To learn what the additional GCN 1.4 architecture improvements are check out this slide. You will see things such as improved geometry engine, compression and memory controller updates, better buffers, improved shader instructions, better async compute and other things. In terms of evolutionary upgrades in the $200 video card range, the Radeon RX 480 was a big upgrade from Radeon R9 280X and R9 380X which basically were refreshes stemming back to the Radeon HD 7970.
The Radeon RX 480 has 2304 streaming processors, 32 ROPs and 144 texture units. It runs at a base clock of 1120MHz and a boost clock of 1266MHz. It uses 7 or 8GHz GDDR5 4 or 8GB on a 256-bit memory bus giving us 256GB/sec of memory bandwidth with the 8GB model. It has a 150W TDP.
The AMD Radeon RX 580 is the latest in AMD’s arsenal in the $200 price range, and was launched in April of 2017 over a year ago. This video card can be considered a refresh of Radeon RX 480, though it edges closely to being borderline a re-brand. The only difference is a GPU clock speed boost over the RX 480, and that is it. Technically this raises the pixel and texture fillrate, giving it a different and improved performance profile, but it isn’t much as the boost in clock speed is minor.
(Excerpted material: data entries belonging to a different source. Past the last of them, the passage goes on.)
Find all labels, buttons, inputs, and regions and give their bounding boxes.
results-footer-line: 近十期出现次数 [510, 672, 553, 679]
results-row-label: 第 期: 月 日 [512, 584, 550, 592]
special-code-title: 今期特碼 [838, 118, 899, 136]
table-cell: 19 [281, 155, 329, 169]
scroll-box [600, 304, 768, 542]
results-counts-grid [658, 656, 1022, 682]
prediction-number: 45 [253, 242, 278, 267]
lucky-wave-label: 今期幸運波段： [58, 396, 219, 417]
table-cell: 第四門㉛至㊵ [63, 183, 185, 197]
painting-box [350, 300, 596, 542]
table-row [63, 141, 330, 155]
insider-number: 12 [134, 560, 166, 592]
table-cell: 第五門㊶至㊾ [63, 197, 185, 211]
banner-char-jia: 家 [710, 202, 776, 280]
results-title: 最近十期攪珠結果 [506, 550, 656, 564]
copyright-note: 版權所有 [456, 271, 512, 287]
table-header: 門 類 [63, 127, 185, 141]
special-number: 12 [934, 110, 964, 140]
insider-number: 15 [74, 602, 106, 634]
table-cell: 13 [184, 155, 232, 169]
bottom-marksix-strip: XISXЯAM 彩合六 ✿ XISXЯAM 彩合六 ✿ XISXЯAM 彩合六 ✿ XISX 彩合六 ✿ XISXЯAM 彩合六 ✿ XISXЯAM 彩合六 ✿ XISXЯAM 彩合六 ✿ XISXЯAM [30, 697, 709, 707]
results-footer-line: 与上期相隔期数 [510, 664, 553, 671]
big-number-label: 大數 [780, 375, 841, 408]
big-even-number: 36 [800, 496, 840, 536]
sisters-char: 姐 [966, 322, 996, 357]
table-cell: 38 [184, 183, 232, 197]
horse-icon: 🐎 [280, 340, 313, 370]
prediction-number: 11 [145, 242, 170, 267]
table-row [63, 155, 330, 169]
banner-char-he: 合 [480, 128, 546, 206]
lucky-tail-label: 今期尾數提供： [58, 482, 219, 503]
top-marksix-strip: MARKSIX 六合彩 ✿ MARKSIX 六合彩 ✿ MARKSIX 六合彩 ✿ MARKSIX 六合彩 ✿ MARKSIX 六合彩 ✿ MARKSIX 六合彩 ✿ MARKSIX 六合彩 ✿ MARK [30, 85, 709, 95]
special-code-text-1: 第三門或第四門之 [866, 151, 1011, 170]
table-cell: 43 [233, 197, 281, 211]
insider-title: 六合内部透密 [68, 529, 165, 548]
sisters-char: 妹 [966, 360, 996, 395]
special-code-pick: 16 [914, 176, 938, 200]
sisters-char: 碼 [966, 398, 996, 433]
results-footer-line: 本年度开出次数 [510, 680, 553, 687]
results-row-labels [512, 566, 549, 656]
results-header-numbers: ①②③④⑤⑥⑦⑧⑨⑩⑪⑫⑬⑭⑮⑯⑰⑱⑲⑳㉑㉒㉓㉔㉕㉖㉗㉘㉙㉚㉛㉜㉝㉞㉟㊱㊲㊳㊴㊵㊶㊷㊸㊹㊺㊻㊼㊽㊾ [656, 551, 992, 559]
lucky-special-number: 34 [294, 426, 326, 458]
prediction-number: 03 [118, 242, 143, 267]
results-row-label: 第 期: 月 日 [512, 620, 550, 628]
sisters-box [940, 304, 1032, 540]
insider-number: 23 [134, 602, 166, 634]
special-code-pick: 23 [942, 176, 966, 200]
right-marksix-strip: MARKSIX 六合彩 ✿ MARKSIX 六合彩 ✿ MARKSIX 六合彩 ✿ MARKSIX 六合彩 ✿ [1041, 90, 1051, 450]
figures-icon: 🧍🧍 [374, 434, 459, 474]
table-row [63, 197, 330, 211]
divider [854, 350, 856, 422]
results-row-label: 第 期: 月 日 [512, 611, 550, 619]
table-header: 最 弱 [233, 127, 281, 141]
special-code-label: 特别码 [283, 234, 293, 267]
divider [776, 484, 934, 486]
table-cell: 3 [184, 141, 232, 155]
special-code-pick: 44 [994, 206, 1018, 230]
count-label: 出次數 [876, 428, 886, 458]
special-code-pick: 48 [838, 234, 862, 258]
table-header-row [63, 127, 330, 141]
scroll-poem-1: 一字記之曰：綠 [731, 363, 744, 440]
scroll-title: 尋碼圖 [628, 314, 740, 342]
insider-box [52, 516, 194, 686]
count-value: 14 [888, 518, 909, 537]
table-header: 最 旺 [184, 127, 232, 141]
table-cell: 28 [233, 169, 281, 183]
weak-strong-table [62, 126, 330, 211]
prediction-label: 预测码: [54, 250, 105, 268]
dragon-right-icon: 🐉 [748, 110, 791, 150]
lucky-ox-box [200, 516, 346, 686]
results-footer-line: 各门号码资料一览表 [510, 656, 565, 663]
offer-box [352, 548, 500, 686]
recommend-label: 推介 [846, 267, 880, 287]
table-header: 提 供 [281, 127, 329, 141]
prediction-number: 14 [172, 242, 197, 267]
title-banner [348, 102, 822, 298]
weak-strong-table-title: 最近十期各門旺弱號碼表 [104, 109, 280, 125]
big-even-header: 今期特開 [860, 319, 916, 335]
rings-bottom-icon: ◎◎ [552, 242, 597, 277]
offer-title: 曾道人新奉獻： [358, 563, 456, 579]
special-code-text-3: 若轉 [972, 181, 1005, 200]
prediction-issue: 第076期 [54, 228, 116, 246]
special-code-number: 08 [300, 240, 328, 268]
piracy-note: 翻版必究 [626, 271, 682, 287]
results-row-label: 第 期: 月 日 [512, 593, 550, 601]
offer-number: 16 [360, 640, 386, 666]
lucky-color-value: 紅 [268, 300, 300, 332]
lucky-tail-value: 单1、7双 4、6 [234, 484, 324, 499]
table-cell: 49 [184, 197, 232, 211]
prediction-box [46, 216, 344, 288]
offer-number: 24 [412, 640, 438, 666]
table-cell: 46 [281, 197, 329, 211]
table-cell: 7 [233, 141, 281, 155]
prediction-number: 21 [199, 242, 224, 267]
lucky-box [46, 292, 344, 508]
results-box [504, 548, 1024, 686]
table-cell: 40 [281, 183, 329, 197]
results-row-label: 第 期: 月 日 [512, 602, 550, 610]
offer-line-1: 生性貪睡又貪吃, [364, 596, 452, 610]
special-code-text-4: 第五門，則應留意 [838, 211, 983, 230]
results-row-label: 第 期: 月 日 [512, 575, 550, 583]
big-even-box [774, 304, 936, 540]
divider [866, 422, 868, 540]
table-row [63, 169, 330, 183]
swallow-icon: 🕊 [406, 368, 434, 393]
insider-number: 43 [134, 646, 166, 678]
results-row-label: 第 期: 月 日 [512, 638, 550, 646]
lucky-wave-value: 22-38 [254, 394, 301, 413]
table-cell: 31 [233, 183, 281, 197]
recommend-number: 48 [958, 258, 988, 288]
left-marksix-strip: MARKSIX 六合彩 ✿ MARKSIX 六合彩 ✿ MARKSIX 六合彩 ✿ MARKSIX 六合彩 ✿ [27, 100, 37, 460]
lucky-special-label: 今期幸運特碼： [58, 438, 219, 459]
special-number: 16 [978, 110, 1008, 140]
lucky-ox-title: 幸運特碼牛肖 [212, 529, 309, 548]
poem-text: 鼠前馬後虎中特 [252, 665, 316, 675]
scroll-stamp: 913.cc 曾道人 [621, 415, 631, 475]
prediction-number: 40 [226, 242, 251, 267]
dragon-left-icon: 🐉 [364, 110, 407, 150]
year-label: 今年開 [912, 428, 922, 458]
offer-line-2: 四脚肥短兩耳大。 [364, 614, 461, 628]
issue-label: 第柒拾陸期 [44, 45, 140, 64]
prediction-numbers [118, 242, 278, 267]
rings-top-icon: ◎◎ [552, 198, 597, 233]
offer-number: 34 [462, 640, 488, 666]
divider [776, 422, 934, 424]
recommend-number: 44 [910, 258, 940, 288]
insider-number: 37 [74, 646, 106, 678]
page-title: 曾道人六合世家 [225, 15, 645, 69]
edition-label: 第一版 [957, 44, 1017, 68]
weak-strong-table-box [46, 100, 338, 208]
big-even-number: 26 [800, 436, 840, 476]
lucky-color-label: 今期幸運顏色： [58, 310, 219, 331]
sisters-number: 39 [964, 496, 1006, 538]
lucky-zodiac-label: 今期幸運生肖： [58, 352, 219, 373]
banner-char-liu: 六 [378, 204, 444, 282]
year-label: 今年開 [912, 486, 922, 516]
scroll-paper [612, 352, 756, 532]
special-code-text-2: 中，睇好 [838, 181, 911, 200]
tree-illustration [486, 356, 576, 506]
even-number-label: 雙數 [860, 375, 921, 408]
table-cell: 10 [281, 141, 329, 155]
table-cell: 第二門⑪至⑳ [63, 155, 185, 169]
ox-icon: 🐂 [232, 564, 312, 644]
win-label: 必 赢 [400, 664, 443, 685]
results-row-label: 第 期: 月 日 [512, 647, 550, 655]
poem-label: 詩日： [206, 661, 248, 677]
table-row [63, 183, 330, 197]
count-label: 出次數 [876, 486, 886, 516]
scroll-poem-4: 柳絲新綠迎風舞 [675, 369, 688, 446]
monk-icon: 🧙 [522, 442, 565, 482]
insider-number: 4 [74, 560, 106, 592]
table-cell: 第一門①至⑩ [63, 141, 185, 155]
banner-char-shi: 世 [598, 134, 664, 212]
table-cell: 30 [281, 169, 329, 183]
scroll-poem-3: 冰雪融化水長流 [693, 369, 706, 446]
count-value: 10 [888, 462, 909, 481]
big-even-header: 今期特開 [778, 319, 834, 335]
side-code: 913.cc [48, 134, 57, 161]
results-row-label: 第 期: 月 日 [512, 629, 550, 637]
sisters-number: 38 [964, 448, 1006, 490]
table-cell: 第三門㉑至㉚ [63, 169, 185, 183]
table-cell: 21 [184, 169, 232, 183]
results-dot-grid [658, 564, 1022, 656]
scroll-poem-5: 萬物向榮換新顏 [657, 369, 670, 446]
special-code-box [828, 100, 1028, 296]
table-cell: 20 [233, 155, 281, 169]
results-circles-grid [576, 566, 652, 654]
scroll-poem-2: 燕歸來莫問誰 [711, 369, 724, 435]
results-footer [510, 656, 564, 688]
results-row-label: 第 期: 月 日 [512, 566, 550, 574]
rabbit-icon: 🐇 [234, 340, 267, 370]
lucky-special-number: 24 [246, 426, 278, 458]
The Radeon RX 580 launched at $229 with 8GB of VRAM and is based on the same Polaris 10 GPU as Radeon RX 480. It is also GCN 1.4 and at 14nm. At least Radeon R9 380X had some architectural improvements over R9 280X. With the RX 580 though, it literally has no upgrades architecturally over RX 480. It contains the same 2304 stream processors, 32 ROPs and 144 texture units. It has the same 8GB of GDDR5 at 8GHz on a 256-bit bus producing 256GB/sec of bandwidth. TDP is 185W.
The only difference is that the base clock is 1257MHz and the boost clock is 1340MHz on the Radeon RX 580 versus the RX 480’s 1266MHz boost clock. That’s an increase of only 74MHz. That is the only thing that separates the RX 480 from the RX 580 in performance at reference specifications. We therefore do not expect the Radeon RX 580 to be that much faster than the Radeon RX 480, just very minor differences.
The games we have chosen are, from earliest to latest: Crysis 3 2013, Tomb Raider 2013, Grand Theft Auto V 2013-2015, Far Cry 4 2014, The Witcher 3 2015, Fallout 4 2015, Rise of the Tomb Raider 2016, DOOM 2016, Deus EX Mankind Divided 2016, Battlefield 1 2016, Sniper Elite 4 2017, Mass Effect Andromeda 2017, Wolfenstein II: The New Colossus, Kingdom Come Deliverance 2018, Far Cry 5 2018.
Every video card mentioned above is being tested in every game above at 1080p. We are testing both high levels of graphics settings and low levels of graphics settings in each game.